Paşanın azameti / Kayseri Fıkraları


Merhum Zeki Sicim (Bünyanlı) zamanın behrinde bir siyasi partinin gençlik kolları başkanlığını yapmaktadır. Kayseri İl Başkanlığı, Hava İkmalde yemek verir. Yemekte Vali, Hava İkmal Bakım Merkezi Paşası, Belediye Başkanı ve birçok bürokrat da bulunmaktadır. Böylesine kalabalığı görür de bizim Zeki Sicim bir konuşma yapmadan durur mu? Hemen mikrofonu eline alır, güzel bir selamlama faslı ve ardından muhteşem bir konuşma yapar. Konuşmanın sonuna doğru selamlama faslında Paşayı unuttuğunu hatırlayıp, kendini affettirmek için Paşaya seslenir.
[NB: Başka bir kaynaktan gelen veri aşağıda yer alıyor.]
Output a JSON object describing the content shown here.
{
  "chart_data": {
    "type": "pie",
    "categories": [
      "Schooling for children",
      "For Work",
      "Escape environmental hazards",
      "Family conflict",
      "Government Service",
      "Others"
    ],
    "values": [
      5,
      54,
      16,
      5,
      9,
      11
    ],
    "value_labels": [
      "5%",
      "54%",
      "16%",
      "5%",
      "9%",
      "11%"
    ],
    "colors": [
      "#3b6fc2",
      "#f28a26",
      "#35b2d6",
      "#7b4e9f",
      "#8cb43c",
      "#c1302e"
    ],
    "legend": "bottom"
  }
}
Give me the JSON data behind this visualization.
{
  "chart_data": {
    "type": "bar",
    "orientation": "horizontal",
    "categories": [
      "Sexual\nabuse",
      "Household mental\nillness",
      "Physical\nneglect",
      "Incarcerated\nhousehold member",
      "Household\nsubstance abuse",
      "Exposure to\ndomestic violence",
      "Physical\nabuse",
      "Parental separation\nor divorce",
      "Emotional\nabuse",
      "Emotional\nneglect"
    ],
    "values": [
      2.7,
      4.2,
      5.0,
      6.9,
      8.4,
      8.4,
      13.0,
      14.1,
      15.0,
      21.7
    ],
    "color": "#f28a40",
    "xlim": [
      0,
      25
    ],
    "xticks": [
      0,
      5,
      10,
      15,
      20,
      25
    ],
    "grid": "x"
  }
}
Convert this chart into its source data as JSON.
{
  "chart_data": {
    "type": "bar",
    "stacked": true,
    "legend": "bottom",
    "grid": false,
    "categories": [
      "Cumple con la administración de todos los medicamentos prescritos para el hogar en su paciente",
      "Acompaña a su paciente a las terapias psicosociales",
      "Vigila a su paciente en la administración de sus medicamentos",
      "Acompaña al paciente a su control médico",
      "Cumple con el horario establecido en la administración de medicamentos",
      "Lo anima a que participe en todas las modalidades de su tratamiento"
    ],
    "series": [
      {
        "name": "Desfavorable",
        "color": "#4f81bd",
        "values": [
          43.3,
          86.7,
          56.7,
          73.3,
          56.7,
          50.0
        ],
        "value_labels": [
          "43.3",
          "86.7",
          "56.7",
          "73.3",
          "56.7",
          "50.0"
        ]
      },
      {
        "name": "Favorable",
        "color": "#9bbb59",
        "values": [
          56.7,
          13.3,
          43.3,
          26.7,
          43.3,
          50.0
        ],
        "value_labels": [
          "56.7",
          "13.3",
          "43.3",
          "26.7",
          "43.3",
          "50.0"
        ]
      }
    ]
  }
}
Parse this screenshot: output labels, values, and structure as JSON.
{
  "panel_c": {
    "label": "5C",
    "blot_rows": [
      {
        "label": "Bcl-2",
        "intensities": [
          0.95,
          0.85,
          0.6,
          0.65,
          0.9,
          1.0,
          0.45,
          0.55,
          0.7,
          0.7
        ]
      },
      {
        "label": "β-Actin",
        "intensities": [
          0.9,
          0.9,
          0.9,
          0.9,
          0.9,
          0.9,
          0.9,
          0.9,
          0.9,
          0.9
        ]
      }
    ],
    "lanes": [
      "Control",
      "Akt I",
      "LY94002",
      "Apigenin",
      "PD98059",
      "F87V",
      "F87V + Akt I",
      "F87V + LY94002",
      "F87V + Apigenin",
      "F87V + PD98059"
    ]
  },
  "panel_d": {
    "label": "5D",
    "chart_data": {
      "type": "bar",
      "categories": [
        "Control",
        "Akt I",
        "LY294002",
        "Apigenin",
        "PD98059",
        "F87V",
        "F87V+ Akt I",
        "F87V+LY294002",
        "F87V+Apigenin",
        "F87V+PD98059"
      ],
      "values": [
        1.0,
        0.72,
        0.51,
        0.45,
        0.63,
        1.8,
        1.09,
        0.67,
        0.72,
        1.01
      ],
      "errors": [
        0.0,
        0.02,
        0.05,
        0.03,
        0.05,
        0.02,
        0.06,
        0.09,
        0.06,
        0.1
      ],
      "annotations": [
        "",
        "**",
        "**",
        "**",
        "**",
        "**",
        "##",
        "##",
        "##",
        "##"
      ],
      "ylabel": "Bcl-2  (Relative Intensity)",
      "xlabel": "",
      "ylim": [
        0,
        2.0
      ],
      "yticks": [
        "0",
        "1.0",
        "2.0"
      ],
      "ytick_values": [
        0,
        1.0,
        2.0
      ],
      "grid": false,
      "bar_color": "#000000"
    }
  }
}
-Paşam evimde bir kuzum var, sizin için feda olsun. Sizleri Bünyan’a kuzu yemeye davet ediyorum der.
Bir gün Paşanın yolu Bünyan’a düşer. Bizim Zeki Sicim’i buldurur ve kuzu
yemeye geldiklerini söyler.
Zeki Sicim:
-Başım gözüm üstüne Sayın Paşam diyerek yanlarından ayrılır. Hemen arkadaşlarına bir kuzu bulmalarını söyler. Fakat istenilen kuzu bir türlü temin edilemez. Bunun üzerine hemen bir culuh (hindi) bularak kestirir. Paşa, sunulan yemeğin kuzu olmadığını sezer:
-Nedir bu, sen bize kuzu söz vermiştin der.
Hazır cevaplılığı ile tanınan Zeki Sicim, bu sözün altında kalır mı, hemen
cevabını verir:
-Paşam, paşam, sizin azametinizden bu mübarek hayvan küçüle küçüle bir culuh (hindi) kadar kaldı der.